Look at Blackberry. It took six years for them to [go from having] 90 percent of the smartphone market to being on the brink of bankruptcy. These dynamics are getting more and more challenging. I think companies lose a tremendous amount of perspective and context and lose the ability to fill blind spots that are going to kill them. That’s how I would describe it.
AG: What do you think C-level executives can do to take a bigger role in reversing the current conversation around immigration and becoming more inclusive to diverse hiring practices?
MG: Obviously, there are many layers to this, and there’s the national discussion.
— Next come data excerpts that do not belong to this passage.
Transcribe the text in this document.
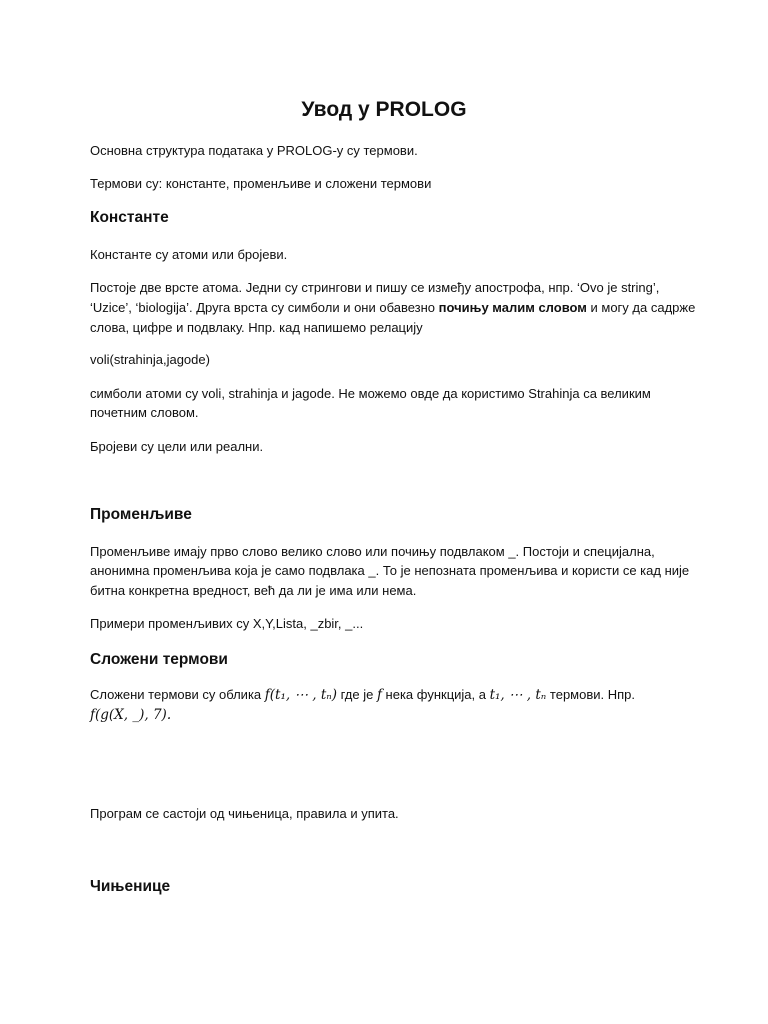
Увод у PROLOG
Основна структура података у PROLOG-у су термови.
Термови су: константе, променљиве и сложени термови
Константе
Константе су атоми или бројеви.
Постоје две врсте атома. Једни су стрингови и пишу се између апострофа, нпр. ‘Ovo je string’,
‘Uzice’, ‘biologija’. Друга врста су симболи и они обавезно почињу малим словом и могу да садрже
слова, цифре и подвлаку. Нпр. кад напишемо релацију
voli(strahinja,jagode)
симболи атоми су voli, strahinja и jagode. Не можемо овде да користимо Strahinja са великим
почетним словом.
Бројеви су цели или реални.
Променљиве
Променљиве имају прво слово велико слово или почињу подвлаком _. Постоји и специјална,
анонимна променљива која је само подвлака _. То је непозната променљива и користи се кад није
битна конкретна вредност, већ да ли је има или нема.
Примери променљивих су X,Y,Lista, _zbir, _...
Сложени термови
Сложени термови су облика f(t₁, ⋯ , tₙ) где је f нека функција, а t₁, ⋯ , tₙ термови. Нпр.
f(g(X, _), 7).
Програм се састоји од чињеница, правила и упита.
Чињенице
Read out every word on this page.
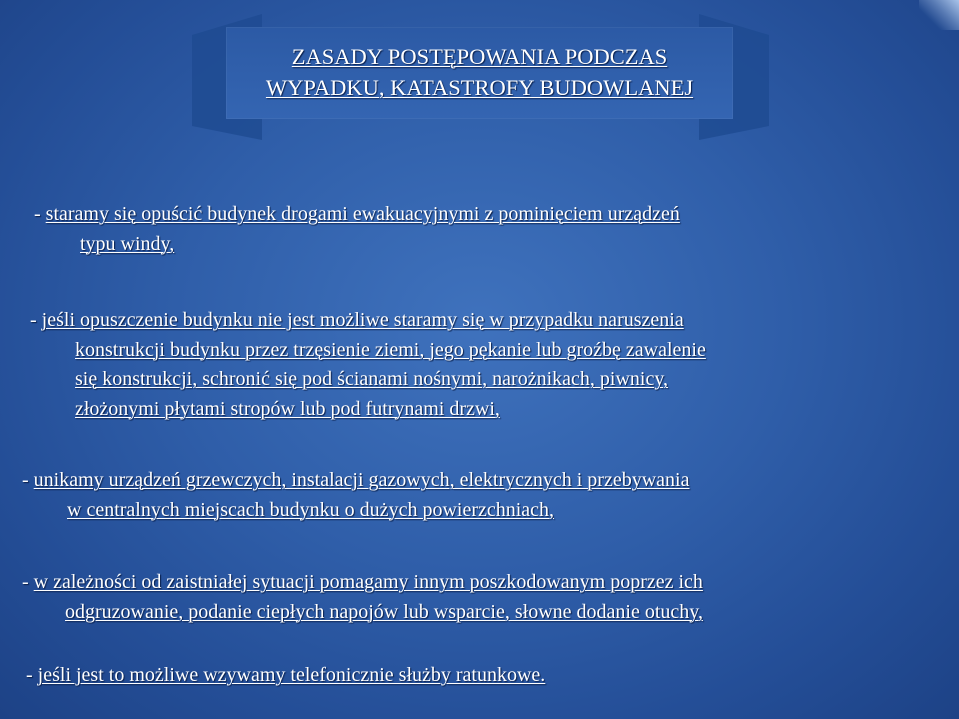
ZASADY POSTĘPOWANIA PODCZAS
WYPADKU, KATASTROFY BUDOWLANEJ
- staramy się opuścić budynek drogami ewakuacyjnymi z pominięciem urządzeń
typu windy,
- jeśli opuszczenie budynku nie jest możliwe staramy się w przypadku naruszenia
konstrukcji budynku przez trzęsienie ziemi, jego pękanie lub groźbę zawalenie
się konstrukcji, schronić się pod ścianami nośnymi, narożnikach, piwnicy,
złożonymi płytami stropów lub pod futrynami drzwi,
- unikamy urządzeń grzewczych, instalacji gazowych, elektrycznych i przebywania
w centralnych miejscach budynku o dużych powierzchniach,
- w zależności od zaistniałej sytuacji pomagamy innym poszkodowanym poprzez ich
odgruzowanie, podanie ciepłych napojów lub wsparcie, słowne dodanie otuchy,
- jeśli jest to możliwe wzywamy telefonicznie służby ratunkowe.
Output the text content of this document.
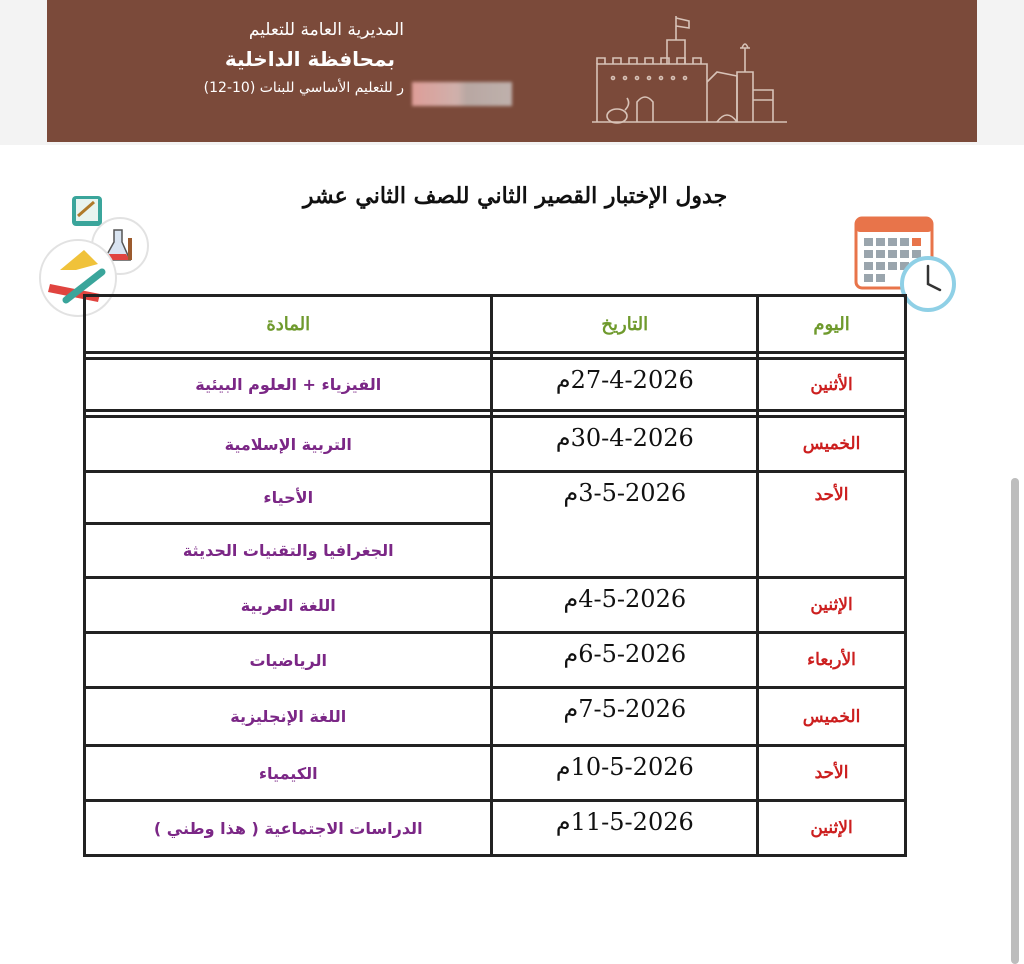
المديرية العامة للتعليم
بمحافظة الداخلية
ر للتعليم الأساسي للبنات (10-12)
جدول الإختبار القصير الثاني للصف الثاني عشر
المادة	التاريخ	اليوم

الفيزياء + العلوم البيئية	27-4-2026م	الأثنين

التربية الإسلامية	30-4-2026م	الخميس
الأحياء	3-5-2026م	الأحد
الجغرافيا والتقنيات الحديثة		
اللغة العربية	4-5-2026م	الإثنين
الرياضيات	6-5-2026م	الأربعاء
اللغة الإنجليزية	7-5-2026م	الخميس
الكيمياء	10-5-2026م	الأحد
الدراسات الاجتماعية ( هذا وطني )	11-5-2026م	الإثنين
We can go back to that dark day in January when Trump issued the immigration ban, and the Silicon Valley community — which is largely a Libertarian politics-based community — was incredibly vocal in terms of their resistance to it. I don’t know how effective they were, but they were very vocal about it.
Now we know, more recently, these sexual harassment scandals in Silicon Valley, and the terrible track record of what are, purportedly, very progressive companies like Google and Apple. They say they’re progressive, but you look at the number of females working in these companies — it’s very disappointing given what year we’re in.
There’s a tremendous amount of lip service being paid to this stuff. At the end of the day, there’s many levels to it, but if you’re not focused on, and valuing, diversity in your own company, you can say anything you want to a reporter, anything you want to your Congress person. What matters is what you do.
It’s a competitive advantage, quite frankly. I think anybody who understands the power of diversity has a unique competitive advantage in the way they build their businesses.